I think this take on executive power is one we should get more familiar with since it’s really taken a powerful rise. The Center for American Progress features an analysis in its series on Project 2025.  This one was written back in October.”Project 2025 Would Destroy the U.S. System of Checks and Balances and Create an Imperial Presidency. Far-right extremists have a plan to shatter democracy’s guardrails, giving presidents almost unlimited power to implement policies that will hurt everyday Americans and strip them of fundamental rights.”  It is an imperative read.  Trump knows that he can be both pope and king.

Project 2025 takes an absolutist view of presidential authority

To wholly reshape government in ways that most Americans would think is impossible, the Project 2025 blueprint anchors itself in the “unitary executive theory.” This radical governing philosophy, which contravenes the traditional separation of powers, vests presidents with almost complete control over the federal bureaucracy, including congressionally designated independent agencies or the DOJ and the FBI. The unitary executive theory is designed to sharply diminish Congress’ imperative role to act as a check and balance on the executive branch with tools such as setting up independent agencies to make expert decisions and by limiting presidents’ ability to fire career civil servants for purely political purposes.
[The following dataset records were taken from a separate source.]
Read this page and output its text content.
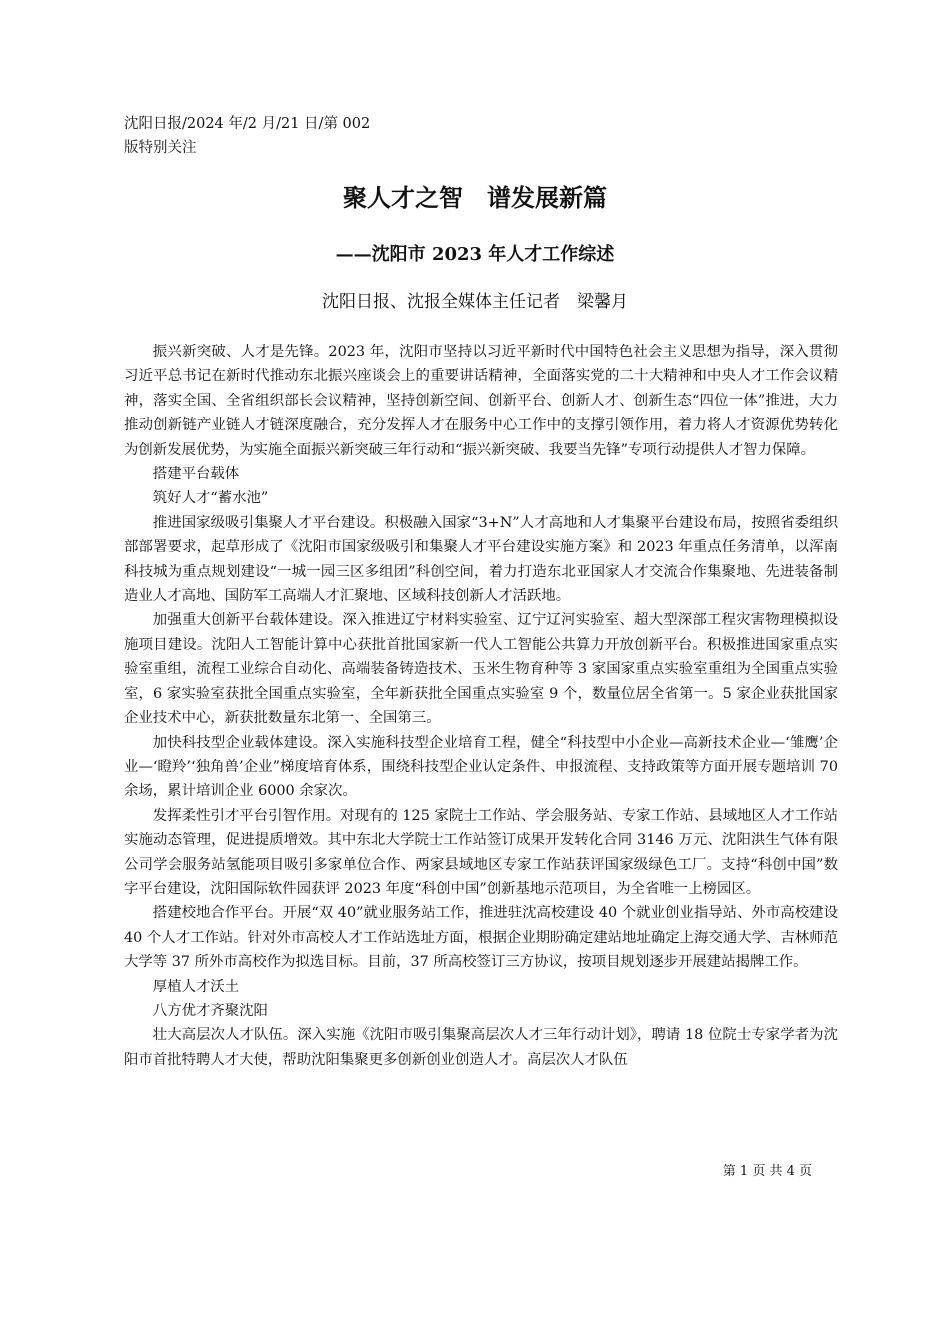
沈阳日报/2024 年/2 月/21 日/第 002
版特别关注
聚人才之智　谱发展新篇
——沈阳市 2023 年人才工作综述
沈阳日报、沈报全媒体主任记者　梁馨月

振兴新突破、人才是先锋。2023 年，沈阳市坚持以习近平新时代中国特色社会主义思想为指导，深入贯彻习近平总书记在新时代推动东北振兴座谈会上的重要讲话精神，全面落实党的二十大精神和中央人才工作会议精神，落实全国、全省组织部长会议精神，坚持创新空间、创新平台、创新人才、创新生态“四位一体”推进，大力推动创新链产业链人才链深度融合，充分发挥人才在服务中心工作中的支撑引领作用，着力将人才资源优势转化为创新发展优势，为实施全面振兴新突破三年行动和“振兴新突破、我要当先锋”专项行动提供人才智力保障。

搭建平台载体

筑好人才“蓄水池”

推进国家级吸引集聚人才平台建设。积极融入国家“3+N”人才高地和人才集聚平台建设布局，按照省委组织部部署要求，起草形成了《沈阳市国家级吸引和集聚人才平台建设实施方案》和 2023 年重点任务清单，以浑南科技城为重点规划建设“一城一园三区多组团”科创空间，着力打造东北亚国家人才交流合作集聚地、先进装备制造业人才高地、国防军工高端人才汇聚地、区域科技创新人才活跃地。

加强重大创新平台载体建设。深入推进辽宁材料实验室、辽宁辽河实验室、超大型深部工程灾害物理模拟设施项目建设。沈阳人工智能计算中心获批首批国家新一代人工智能公共算力开放创新平台。积极推进国家重点实验室重组，流程工业综合自动化、高端装备铸造技术、玉米生物育种等 3 家国家重点实验室重组为全国重点实验室，6 家实验室获批全国重点实验室，全年新获批全国重点实验室 9 个，数量位居全省第一。5 家企业获批国家企业技术中心，新获批数量东北第一、全国第三。

加快科技型企业载体建设。深入实施科技型企业培育工程，健全“科技型中小企业—高新技术企业—‘雏鹰’企业—‘瞪羚’‘独角兽’企业”梯度培育体系，围绕科技型企业认定条件、申报流程、支持政策等方面开展专题培训 70 余场，累计培训企业 6000 余家次。

发挥柔性引才平台引智作用。对现有的 125 家院士工作站、学会服务站、专家工作站、县域地区人才工作站实施动态管理，促进提质增效。其中东北大学院士工作站签订成果开发转化合同 3146 万元、沈阳洪生气体有限公司学会服务站氢能项目吸引多家单位合作、两家县域地区专家工作站获评国家级绿色工厂。支持“科创中国”数字平台建设，沈阳国际软件园获评 2023 年度“科创中国”创新基地示范项目，为全省唯一上榜园区。

搭建校地合作平台。开展“双 40”就业服务站工作，推进驻沈高校建设 40 个就业创业指导站、外市高校建设 40 个人才工作站。针对外市高校人才工作站选址方面，根据企业期盼确定建站地址确定上海交通大学、吉林师范大学等 37 所外市高校作为拟选目标。目前，37 所高校签订三方协议，按项目规划逐步开展建站揭牌工作。

厚植人才沃土

八方优才齐聚沈阳

壮大高层次人才队伍。深入实施《沈阳市吸引集聚高层次人才三年行动计划》，聘请 18 位院士专家学者为沈阳市首批特聘人才大使，帮助沈阳集聚更多创新创业创造人才。高层次人才队伍

第 1 页 共 4 页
The road map to autocracy presented in Project 2025 extends far beyond the unitary executive theory first promoted by President Ronald Reagan, and later espoused by Vice President Dick Cheney, largely designed to implement a deregulatory, corporatist agenda. Instead, as discussed further below, Project 2025 presents a maximalist version that does not nibble around the edges but aims to thoroughly demolish the traditional guardrails that allow Congress an equal say in how democracy functions or what policies are implemented. One noted expert at the conservative think tank American Enterprise Institute, Philip Wallach, said, “Some of these visions … start to just bleed into some kind of authoritarian fantasies where the president won the election, so he’s in charge, so everyone has to do what he says—and that’s just not the system the [sic] government we live under.”

If Congress is robbed of its imperative role as a check and balance on a president’s power, and the judicial branch is willing to bestow a president with almost unlimited authority, autocracy results. And presidents become strongman rulers—free to choose which laws to enforce, which long-standing norms to jettison, and how to impose their will on every executive branch department and agency.

Well, all these pithy reads should keep you busy for the day.  I hope your week goes well. I’ve got 2 doctors’ appointments, but gladly no more procedures.  And I’d like just to add if they come for professors, that I’d rather be in the gulag that holds the country’s political cartoonists.  To think, I used to just use wonderful paintings.

Happy Cinco de Mayo to all the wonderful folks of Mexican descent and to those of us who just enjoy the holiday!

What’s on your Reading and Blogging list today?